Variable name in data to calculate ALE.

data

Matrix or data.frame.

breaks

Bin breaks.

right

Should bins be right-closed? The default is TRUE. (No effect if g is provided.)

pred_fun

Prediction function, by default stats::predict. The function takes three arguments (names irrelevant): object, data, and ....

trafo

How should predictions be transformed? A function or NULL (default). Examples are log (to switch to link scale) or exp (to switch from link scale to the original scale).

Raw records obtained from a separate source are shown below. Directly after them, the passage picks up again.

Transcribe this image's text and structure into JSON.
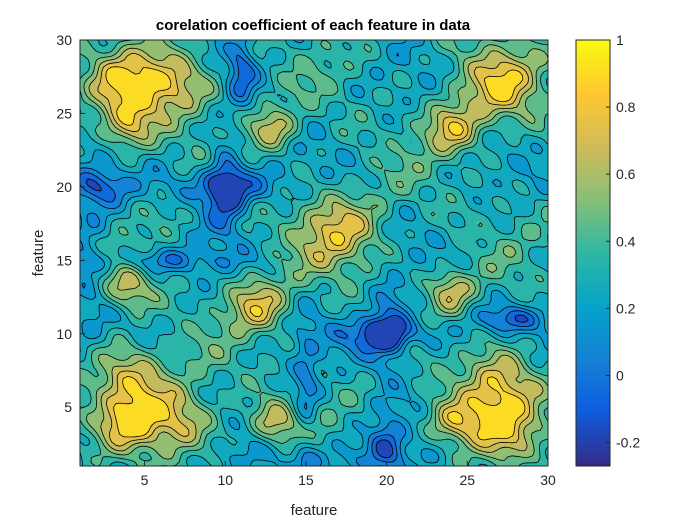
{
  "chart_data": {
    "type": "heatmap",
    "subtype": "filled-contour",
    "title": "corelation coefficient of each feature in data",
    "xlabel": "feature",
    "ylabel": "feature",
    "xlim": [
      1,
      30
    ],
    "ylim": [
      1,
      30
    ],
    "xticks": [
      5,
      10,
      15,
      20,
      25,
      30
    ],
    "yticks": [
      5,
      10,
      15,
      20,
      25,
      30
    ],
    "colorbar": {
      "limits": [
        -0.27,
        1.0
      ],
      "ticks": [
        -0.2,
        0,
        0.2,
        0.4,
        0.6,
        0.8,
        1
      ],
      "tick_labels": [
        "-0.2",
        "0",
        "0.2",
        "0.4",
        "0.6",
        "0.8",
        "1"
      ],
      "colormap": "parula",
      "colors": [
        "#352A87",
        "#0F5CDD",
        "#1481D6",
        "#06A4CA",
        "#2EB7A4",
        "#87BF77",
        "#D1BB59",
        "#FEC832",
        "#F9FB0E"
      ]
    },
    "contour_levels": [
      -0.1,
      0.0,
      0.1,
      0.2,
      0.3,
      0.4,
      0.5,
      0.6,
      0.7,
      0.8
    ],
    "symmetric": true,
    "grid": false
  }
}
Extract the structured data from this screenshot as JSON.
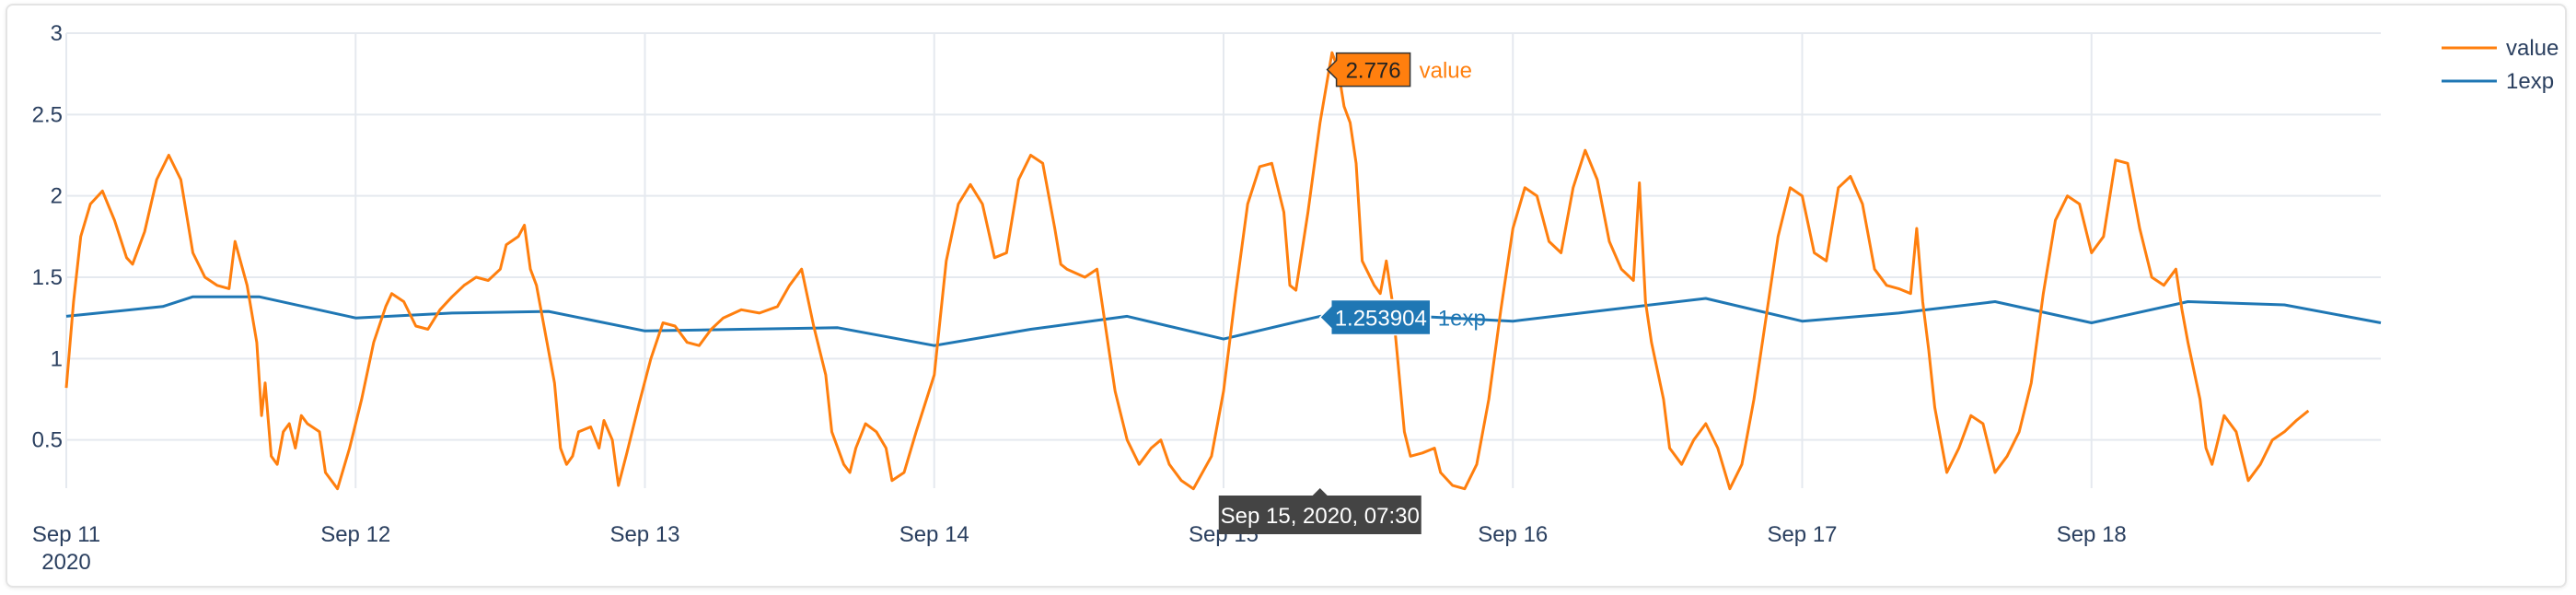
{
  "chart_data": {
    "type": "line",
    "title": "",
    "xlabel": "",
    "ylabel": "",
    "x_ticks": [
      "Sep 11",
      "Sep 12",
      "Sep 13",
      "Sep 14",
      "Sep 15",
      "Sep 16",
      "Sep 17",
      "Sep 18"
    ],
    "x_year_label": "2020",
    "xlim_hours": [
      0,
      192
    ],
    "y_ticks": [
      0.5,
      1,
      1.5,
      2,
      2.5,
      3
    ],
    "y_tick_labels": [
      "0.5",
      "1",
      "1.5",
      "2",
      "2.5",
      "3"
    ],
    "ylim": [
      0.2,
      3.05
    ],
    "grid": true,
    "legend_position": "top-right",
    "series": [
      {
        "name": "value",
        "color": "#ff7f0e",
        "points": [
          [
            0,
            0.82
          ],
          [
            0.6,
            1.35
          ],
          [
            1.2,
            1.75
          ],
          [
            2,
            1.95
          ],
          [
            3,
            2.03
          ],
          [
            4,
            1.85
          ],
          [
            5,
            1.62
          ],
          [
            5.5,
            1.58
          ],
          [
            6.5,
            1.78
          ],
          [
            7.5,
            2.1
          ],
          [
            8.5,
            2.25
          ],
          [
            9.5,
            2.1
          ],
          [
            10.5,
            1.65
          ],
          [
            11.5,
            1.5
          ],
          [
            12.5,
            1.45
          ],
          [
            13.5,
            1.43
          ],
          [
            14,
            1.72
          ],
          [
            15,
            1.45
          ],
          [
            15.8,
            1.1
          ],
          [
            16.2,
            0.65
          ],
          [
            16.5,
            0.85
          ],
          [
            17,
            0.4
          ],
          [
            17.5,
            0.35
          ],
          [
            18,
            0.55
          ],
          [
            18.5,
            0.6
          ],
          [
            19,
            0.45
          ],
          [
            19.5,
            0.65
          ],
          [
            20,
            0.6
          ],
          [
            21,
            0.55
          ],
          [
            21.5,
            0.3
          ],
          [
            22.5,
            0.2
          ],
          [
            23.5,
            0.45
          ],
          [
            24.5,
            0.75
          ],
          [
            25.5,
            1.1
          ],
          [
            26.5,
            1.32
          ],
          [
            27,
            1.4
          ],
          [
            28,
            1.35
          ],
          [
            29,
            1.2
          ],
          [
            30,
            1.18
          ],
          [
            31,
            1.3
          ],
          [
            32,
            1.38
          ],
          [
            33,
            1.45
          ],
          [
            34,
            1.5
          ],
          [
            35,
            1.48
          ],
          [
            36,
            1.55
          ],
          [
            36.5,
            1.7
          ],
          [
            37.5,
            1.75
          ],
          [
            38,
            1.82
          ],
          [
            38.5,
            1.55
          ],
          [
            39,
            1.45
          ],
          [
            40.5,
            0.85
          ],
          [
            41,
            0.45
          ],
          [
            41.5,
            0.35
          ],
          [
            42,
            0.4
          ],
          [
            42.5,
            0.55
          ],
          [
            43.5,
            0.58
          ],
          [
            44.2,
            0.45
          ],
          [
            44.6,
            0.62
          ],
          [
            45.3,
            0.5
          ],
          [
            45.8,
            0.22
          ],
          [
            46.5,
            0.42
          ],
          [
            47.5,
            0.72
          ],
          [
            48.5,
            1
          ],
          [
            49.5,
            1.22
          ],
          [
            50.5,
            1.2
          ],
          [
            51.5,
            1.1
          ],
          [
            52.5,
            1.08
          ],
          [
            53.5,
            1.18
          ],
          [
            54.5,
            1.25
          ],
          [
            56,
            1.3
          ],
          [
            57.5,
            1.28
          ],
          [
            59,
            1.32
          ],
          [
            60,
            1.45
          ],
          [
            61,
            1.55
          ],
          [
            62,
            1.2
          ],
          [
            63,
            0.9
          ],
          [
            63.5,
            0.55
          ],
          [
            64.5,
            0.35
          ],
          [
            65,
            0.3
          ],
          [
            65.5,
            0.45
          ],
          [
            66.3,
            0.6
          ],
          [
            67.2,
            0.55
          ],
          [
            68,
            0.45
          ],
          [
            68.5,
            0.25
          ],
          [
            69.5,
            0.3
          ],
          [
            70.5,
            0.55
          ],
          [
            72,
            0.9
          ],
          [
            73,
            1.6
          ],
          [
            74,
            1.95
          ],
          [
            75,
            2.07
          ],
          [
            76,
            1.95
          ],
          [
            77,
            1.62
          ],
          [
            78,
            1.65
          ],
          [
            79,
            2.1
          ],
          [
            80,
            2.25
          ],
          [
            81,
            2.2
          ],
          [
            82,
            1.8
          ],
          [
            82.5,
            1.58
          ],
          [
            83,
            1.55
          ],
          [
            84.5,
            1.5
          ],
          [
            85.5,
            1.55
          ],
          [
            86,
            1.3
          ],
          [
            86.5,
            1.05
          ],
          [
            87,
            0.8
          ],
          [
            88,
            0.5
          ],
          [
            89,
            0.35
          ],
          [
            90,
            0.45
          ],
          [
            90.8,
            0.5
          ],
          [
            91.5,
            0.35
          ],
          [
            92.5,
            0.25
          ],
          [
            93.5,
            0.2
          ],
          [
            95,
            0.4
          ],
          [
            96,
            0.8
          ],
          [
            97,
            1.4
          ],
          [
            98,
            1.95
          ],
          [
            99,
            2.18
          ],
          [
            100,
            2.2
          ],
          [
            101,
            1.9
          ],
          [
            101.5,
            1.45
          ],
          [
            102,
            1.42
          ],
          [
            103,
            1.9
          ],
          [
            104,
            2.45
          ],
          [
            105,
            2.88
          ],
          [
            105.5,
            2.78
          ],
          [
            106,
            2.55
          ],
          [
            106.5,
            2.45
          ],
          [
            107,
            2.2
          ],
          [
            107.5,
            1.6
          ],
          [
            108.5,
            1.45
          ],
          [
            109,
            1.4
          ],
          [
            109.5,
            1.6
          ],
          [
            110,
            1.35
          ],
          [
            110.5,
            0.95
          ],
          [
            111,
            0.55
          ],
          [
            111.5,
            0.4
          ],
          [
            112.5,
            0.42
          ],
          [
            113.5,
            0.45
          ],
          [
            114,
            0.3
          ],
          [
            115,
            0.22
          ],
          [
            116,
            0.2
          ],
          [
            117,
            0.35
          ],
          [
            118,
            0.75
          ],
          [
            119,
            1.3
          ],
          [
            120,
            1.8
          ],
          [
            121,
            2.05
          ],
          [
            122,
            2
          ],
          [
            123,
            1.72
          ],
          [
            124,
            1.65
          ],
          [
            125,
            2.05
          ],
          [
            126,
            2.28
          ],
          [
            127,
            2.1
          ],
          [
            128,
            1.72
          ],
          [
            129,
            1.55
          ],
          [
            130,
            1.48
          ],
          [
            130.5,
            2.08
          ],
          [
            131,
            1.35
          ],
          [
            131.5,
            1.1
          ],
          [
            132.5,
            0.75
          ],
          [
            133,
            0.45
          ],
          [
            134,
            0.35
          ],
          [
            135,
            0.5
          ],
          [
            136,
            0.6
          ],
          [
            137,
            0.45
          ],
          [
            138,
            0.2
          ],
          [
            139,
            0.35
          ],
          [
            140,
            0.75
          ],
          [
            141,
            1.25
          ],
          [
            142,
            1.75
          ],
          [
            143,
            2.05
          ],
          [
            144,
            2
          ],
          [
            145,
            1.65
          ],
          [
            146,
            1.6
          ],
          [
            147,
            2.05
          ],
          [
            148,
            2.12
          ],
          [
            149,
            1.95
          ],
          [
            150,
            1.55
          ],
          [
            151,
            1.45
          ],
          [
            152,
            1.43
          ],
          [
            153,
            1.4
          ],
          [
            153.5,
            1.8
          ],
          [
            154,
            1.35
          ],
          [
            154.5,
            1.05
          ],
          [
            155,
            0.7
          ],
          [
            156,
            0.3
          ],
          [
            157,
            0.45
          ],
          [
            158,
            0.65
          ],
          [
            159,
            0.6
          ],
          [
            160,
            0.3
          ],
          [
            161,
            0.4
          ],
          [
            162,
            0.55
          ],
          [
            163,
            0.85
          ],
          [
            164,
            1.4
          ],
          [
            165,
            1.85
          ],
          [
            166,
            2
          ],
          [
            167,
            1.95
          ],
          [
            168,
            1.65
          ],
          [
            169,
            1.75
          ],
          [
            170,
            2.22
          ],
          [
            171,
            2.2
          ],
          [
            172,
            1.8
          ],
          [
            173,
            1.5
          ],
          [
            174,
            1.45
          ],
          [
            175,
            1.55
          ],
          [
            175.5,
            1.3
          ],
          [
            176,
            1.1
          ],
          [
            177,
            0.75
          ],
          [
            177.5,
            0.45
          ],
          [
            178,
            0.35
          ],
          [
            179,
            0.65
          ],
          [
            180,
            0.55
          ],
          [
            181,
            0.25
          ],
          [
            182,
            0.35
          ],
          [
            183,
            0.5
          ],
          [
            184,
            0.55
          ],
          [
            185,
            0.62
          ],
          [
            186,
            0.68
          ]
        ]
      },
      {
        "name": "1exp",
        "color": "#1f77b4",
        "points": [
          [
            0,
            1.26
          ],
          [
            8,
            1.32
          ],
          [
            10.5,
            1.38
          ],
          [
            16,
            1.38
          ],
          [
            24,
            1.25
          ],
          [
            32,
            1.28
          ],
          [
            40,
            1.29
          ],
          [
            48,
            1.17
          ],
          [
            56,
            1.18
          ],
          [
            64,
            1.19
          ],
          [
            72,
            1.08
          ],
          [
            80,
            1.18
          ],
          [
            88,
            1.26
          ],
          [
            96,
            1.12
          ],
          [
            104,
            1.26
          ],
          [
            112,
            1.26
          ],
          [
            120,
            1.23
          ],
          [
            128,
            1.3
          ],
          [
            136,
            1.37
          ],
          [
            144,
            1.23
          ],
          [
            152,
            1.28
          ],
          [
            160,
            1.35
          ],
          [
            168,
            1.22
          ],
          [
            176,
            1.35
          ],
          [
            184,
            1.33
          ],
          [
            192,
            1.22
          ]
        ]
      }
    ],
    "hover": {
      "x_label": "Sep 15, 2020, 07:30",
      "value_label": "2.776",
      "value_name": "value",
      "exp_label": "1.253904",
      "exp_name": "1exp",
      "value_point": [
        104.6,
        2.776
      ],
      "exp_point": [
        104,
        1.253904
      ]
    }
  }
}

Applied after which_pred.

which_pred

If the predictions are multivariate: which column to pick (integer or column name). By default NULL (picks last column). Applied before trafo.

bin_size

Maximal number of observations used per bin. If there are more observations in a bin, bin_size indices are randomly sampled. The default is 200.

w

Optional vector with case weights.

g

For internal use. The result of as.factor(findInterval(...)). By default NULL.

...

Further arguments passed to pred_fun(), e.g., type = "response" in a glm() or (typically) prob = TRUE in classification models.

Value

Vector representing one ALE per bin.

References

Apley, Daniel W., and Jingyu Zhu. 2020. Visualizing the Effects of Predictor Variables in Black Box Supervised Learning Models. Journal of the Royal Statistical Society Series B: Statistical Methodology, 82 (4): 1059–1086. doi:10.1111/rssb.12377.

Examples

fit <- lm(Sepal.Length ~ ., data = iris)
v <- "Sepal.Width"
.ale(fit, v, data = iris, breaks = seq(2, 4, length.out = 5))
#> [1] 0.2479445 0.4958889 0.7438334 0.9917779